Have It Cleaned. Your fireplace should be cleaned by a professional annually, and even more frequently if you use it often. You should also inspect the fireplace on a regular basis, checking for soot buildup in the chimney. This is particularly important because soot is flammable. You also want to look for buildup of creosote, the residue that’s left behind after burning wood in your fireplace.
Also, your chimney’s cap should be covered with mesh, to keep animals, such as squirrels, birds and even bats from entering your home via the chimney. Have it inspected regularly. If you hear or see signs of potential animal activity, such as scratching by a squirrel or bird calls, inspect the covering or call a professional to do so.
Setting a Fire. If you decide to light a welcoming fire when potential buyers visit the house, start by opening a nearby window just a bit so that smoke doesn’t fill your home. Place the kindling and wood inside the fire and make sure the damper is open. For a test, light a match and blow it out; if the smoke from the match goes up the chimney, all should be good. Another helpful step is to invest in a nonflammable rug to keep in front of the fireplace. This way, your carpet won’t be damaged by any sparks or embers from the fire.

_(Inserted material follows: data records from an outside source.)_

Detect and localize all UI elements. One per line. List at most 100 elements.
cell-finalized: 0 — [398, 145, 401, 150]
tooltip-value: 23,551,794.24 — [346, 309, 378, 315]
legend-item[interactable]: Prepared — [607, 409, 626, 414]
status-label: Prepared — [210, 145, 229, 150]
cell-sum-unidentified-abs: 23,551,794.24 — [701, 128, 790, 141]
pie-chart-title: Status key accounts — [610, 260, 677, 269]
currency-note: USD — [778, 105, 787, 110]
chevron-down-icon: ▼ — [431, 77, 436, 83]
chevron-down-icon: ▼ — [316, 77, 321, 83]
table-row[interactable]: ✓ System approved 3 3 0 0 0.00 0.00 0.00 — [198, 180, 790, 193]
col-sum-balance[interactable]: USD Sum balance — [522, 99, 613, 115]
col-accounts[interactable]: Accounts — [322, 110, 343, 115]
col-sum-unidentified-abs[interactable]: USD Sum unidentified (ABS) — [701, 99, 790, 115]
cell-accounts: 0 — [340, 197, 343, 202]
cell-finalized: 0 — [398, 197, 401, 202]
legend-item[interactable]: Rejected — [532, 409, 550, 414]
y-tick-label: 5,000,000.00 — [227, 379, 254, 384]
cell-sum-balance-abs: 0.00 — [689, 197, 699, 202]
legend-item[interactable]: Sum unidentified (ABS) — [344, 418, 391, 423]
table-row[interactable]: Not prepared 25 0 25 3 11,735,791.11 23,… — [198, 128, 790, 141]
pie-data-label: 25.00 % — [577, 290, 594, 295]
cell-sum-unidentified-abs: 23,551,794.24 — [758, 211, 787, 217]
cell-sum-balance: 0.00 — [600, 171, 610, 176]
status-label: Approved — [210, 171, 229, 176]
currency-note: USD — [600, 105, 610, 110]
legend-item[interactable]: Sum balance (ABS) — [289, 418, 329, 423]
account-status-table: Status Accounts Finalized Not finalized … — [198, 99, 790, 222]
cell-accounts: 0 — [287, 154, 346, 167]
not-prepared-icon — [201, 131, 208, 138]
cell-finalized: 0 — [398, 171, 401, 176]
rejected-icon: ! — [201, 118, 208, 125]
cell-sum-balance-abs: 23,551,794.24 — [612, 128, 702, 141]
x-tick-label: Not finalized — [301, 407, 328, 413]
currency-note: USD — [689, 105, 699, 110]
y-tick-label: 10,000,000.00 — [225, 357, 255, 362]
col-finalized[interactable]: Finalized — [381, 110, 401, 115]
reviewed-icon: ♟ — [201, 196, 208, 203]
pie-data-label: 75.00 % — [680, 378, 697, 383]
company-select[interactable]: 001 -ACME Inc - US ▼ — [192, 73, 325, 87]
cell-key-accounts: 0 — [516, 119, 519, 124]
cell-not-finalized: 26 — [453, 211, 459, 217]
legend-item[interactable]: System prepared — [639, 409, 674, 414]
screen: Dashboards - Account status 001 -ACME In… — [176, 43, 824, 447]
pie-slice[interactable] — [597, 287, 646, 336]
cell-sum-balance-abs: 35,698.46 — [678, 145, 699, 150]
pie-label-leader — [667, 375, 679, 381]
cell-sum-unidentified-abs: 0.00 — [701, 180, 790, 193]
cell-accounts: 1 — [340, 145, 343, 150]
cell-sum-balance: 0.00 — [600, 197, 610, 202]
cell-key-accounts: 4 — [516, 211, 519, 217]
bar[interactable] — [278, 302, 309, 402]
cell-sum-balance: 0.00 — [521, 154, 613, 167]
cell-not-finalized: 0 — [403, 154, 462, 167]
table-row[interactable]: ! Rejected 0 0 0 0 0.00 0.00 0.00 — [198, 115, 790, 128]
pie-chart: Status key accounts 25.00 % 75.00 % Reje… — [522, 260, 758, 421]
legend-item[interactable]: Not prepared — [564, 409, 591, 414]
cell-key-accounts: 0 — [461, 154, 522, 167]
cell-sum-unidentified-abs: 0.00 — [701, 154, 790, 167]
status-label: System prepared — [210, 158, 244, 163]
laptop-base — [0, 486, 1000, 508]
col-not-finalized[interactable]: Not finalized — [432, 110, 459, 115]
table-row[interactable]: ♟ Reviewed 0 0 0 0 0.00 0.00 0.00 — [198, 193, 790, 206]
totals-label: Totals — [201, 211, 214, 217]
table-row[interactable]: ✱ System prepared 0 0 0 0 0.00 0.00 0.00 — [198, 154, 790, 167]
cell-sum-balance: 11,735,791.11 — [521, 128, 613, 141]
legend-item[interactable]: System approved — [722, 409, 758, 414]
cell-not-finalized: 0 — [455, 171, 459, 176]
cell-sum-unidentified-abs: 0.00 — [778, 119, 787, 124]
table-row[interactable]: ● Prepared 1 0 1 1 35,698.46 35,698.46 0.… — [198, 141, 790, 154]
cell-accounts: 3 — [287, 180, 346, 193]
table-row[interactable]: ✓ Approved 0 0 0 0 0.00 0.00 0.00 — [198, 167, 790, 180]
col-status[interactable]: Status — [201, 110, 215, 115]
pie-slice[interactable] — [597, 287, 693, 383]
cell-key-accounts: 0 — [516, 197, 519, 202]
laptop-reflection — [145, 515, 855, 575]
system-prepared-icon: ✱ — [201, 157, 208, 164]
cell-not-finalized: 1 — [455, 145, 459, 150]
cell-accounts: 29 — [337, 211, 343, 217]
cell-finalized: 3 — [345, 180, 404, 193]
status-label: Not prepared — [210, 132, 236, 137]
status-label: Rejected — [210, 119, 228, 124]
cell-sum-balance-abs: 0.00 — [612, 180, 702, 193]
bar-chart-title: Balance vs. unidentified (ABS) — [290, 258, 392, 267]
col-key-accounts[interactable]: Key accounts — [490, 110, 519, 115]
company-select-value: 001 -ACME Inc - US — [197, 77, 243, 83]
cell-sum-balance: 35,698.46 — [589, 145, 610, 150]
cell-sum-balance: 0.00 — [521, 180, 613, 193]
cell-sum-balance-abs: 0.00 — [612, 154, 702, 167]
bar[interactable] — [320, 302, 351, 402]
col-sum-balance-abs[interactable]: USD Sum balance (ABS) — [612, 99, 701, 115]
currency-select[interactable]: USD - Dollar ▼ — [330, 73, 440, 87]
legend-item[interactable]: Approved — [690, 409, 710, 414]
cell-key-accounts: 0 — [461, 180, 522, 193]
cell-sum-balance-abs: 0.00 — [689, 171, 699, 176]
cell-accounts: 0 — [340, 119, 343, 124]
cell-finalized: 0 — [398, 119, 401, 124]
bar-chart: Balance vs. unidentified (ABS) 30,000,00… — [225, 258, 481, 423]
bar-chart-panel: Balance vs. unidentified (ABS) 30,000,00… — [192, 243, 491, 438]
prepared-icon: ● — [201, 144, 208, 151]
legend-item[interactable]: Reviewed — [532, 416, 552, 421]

Keep It Clean. When your fireplace isn’t being used, keep the area neat and organized. Clean the space where logs burn every week or as ash builds up, making sure to leave a thin layer of ash because it will work as insulation. Also, be sure to clean the slate and brick around the fireplace, and keep tools and logs organized.
In the end, it’s all about setting the perfect scene, whether the fireplace is in use or not.